If you overeat when you are stressed, it may be beneficial to stop what you are doing and write down your feelings. You might discover what’s really bothering you if you do this. If you are undereating, it may be beneficial to schedule five or six smaller meals rather than three large ones.
More information on mindful and emotional eating can be found here.
Stress and depression can be severe at times and cannot be managed on their own. Eating disorders can develop in some people. If you have trouble controlling your eating habits, whether you eat too much or too little, your health may be jeopardized. You should seek professional help if this is the case. Asking for assistance is never a sign of weakness or failure, especially when dealing with situations too challenging to handle alone.
Food for the Brain
Nutrition is required for the brain and nervous system to build new proteins, cells, and tissues. Your body requires a variety of carbohydrates, proteins, and minerals to function correctly. Nutritionists recommend eating various foods for meals and snacks to get all of the nutrients that improve mental functioning, rather than eating the same meals every day.
The following are the top three foods to include in a healthy mental diet:
- Complex carbohydrates like brown rice and starchy vegetables can provide you with energy. Quinoa, millet, beets, and sweet potatoes have more nutritional value and will keep you satisfied longer than sugar and candy.
- Lean proteins — provide energy to your body, allowing it to think and react quickly. Protein-rich foods include chicken, meat, fish, eggs, soybeans, nuts, and seeds.

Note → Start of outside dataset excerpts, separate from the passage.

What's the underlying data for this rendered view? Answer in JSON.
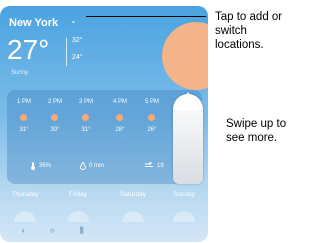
{
  "location": {
    "city": "New York",
    "chevron": "⌄"
  },
  "current": {
    "temp": "27°",
    "high": "32°",
    "low": "24°",
    "condition": "Sunny"
  },
  "hourly": [
    {
      "time": "1 PM",
      "temp": "31°"
    },
    {
      "time": "2 PM",
      "temp": "30°"
    },
    {
      "time": "3 PM",
      "temp": "31°"
    },
    {
      "time": "4 PM",
      "temp": "28°"
    },
    {
      "time": "5 PM",
      "temp": "26°"
    }
  ],
  "stats": {
    "humidity": "36%",
    "precip": "0 mm",
    "wind": "19"
  },
  "daily": [
    "Thursday",
    "Friday",
    "Saturday",
    "Sunday"
  ],
  "callouts": {
    "tap": "Tap to add or\nswitch\nlocations.",
    "swipe": "Swipe up to\nsee more."
  },
  "icons": {
    "back": "‹",
    "home": "○",
    "recent": "⫼"
  },
  "colors": {
    "sky_top": "#4aa3e0",
    "sun": "#f2b488",
    "dot": "#f5aa78"
  }
}
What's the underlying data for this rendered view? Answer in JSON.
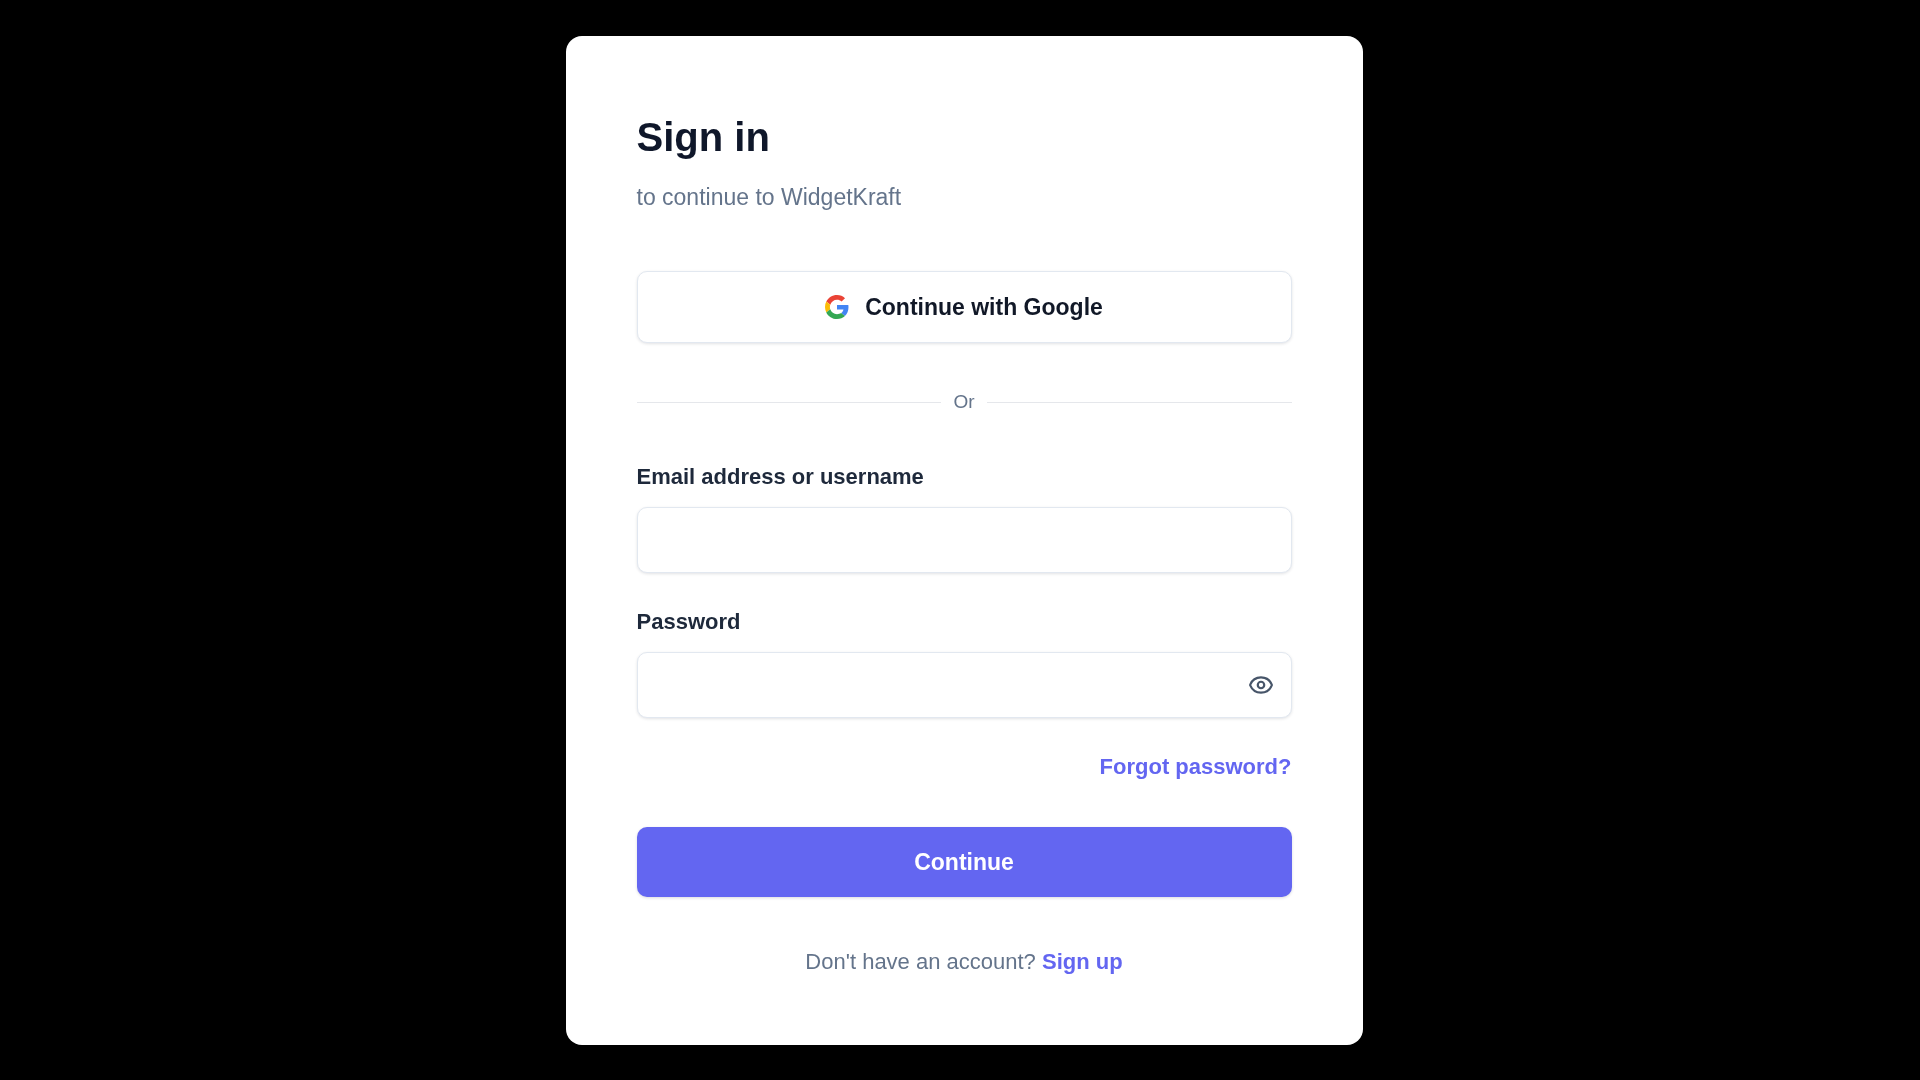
{
  "heading": {
    "title": "Sign in",
    "subtitle": "to continue to WidgetKraft"
  },
  "social_button": {
    "label": "Continue with Google"
  },
  "divider": {
    "label": "Or"
  },
  "fields": [
    {
      "label": "Email address or username",
      "kind": "text"
    },
    {
      "label": "Password",
      "kind": "password"
    }
  ],
  "forgot_link": "Forgot password?",
  "submit_button": "Continue",
  "footer": {
    "text": "Don't have an account?",
    "link": "Sign up"
  }
}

- Fatty acids are necessary for the proper functioning of your brain and nervous system. They can be found in fish, meat, eggs, nuts, and flaxseeds.
Healthy Eating Suggestions
Eating well includes avoiding processed snack foods that can impair your ability to concentrate, such as potato chips. Avoid sugary snacks like candy and soft drinks, which cause energy spikes and crashes.
Consume a lot of healthy fats like olive oil, coconut oil, and avocado. This will benefit your cognitive function.
When hunger strikes, reach for a healthy snack like fruit, nuts, hard-boiled eggs, baked sweet potatoes, or edamame. This will provide you with more energy than packaged foods.
Create and stick to a healthy shopping list.
Don’t shop when you’re hungry because you’re more likely to make unhealthy impulse purchases.
Consider where and when you eat. Avoid eating in front of the television, which can be distracting and lead to overeating. Instead, find a quiet place to sit, relax, and pay close attention to what you’re eating. Slowly chew. Enjoy the flavor and texture.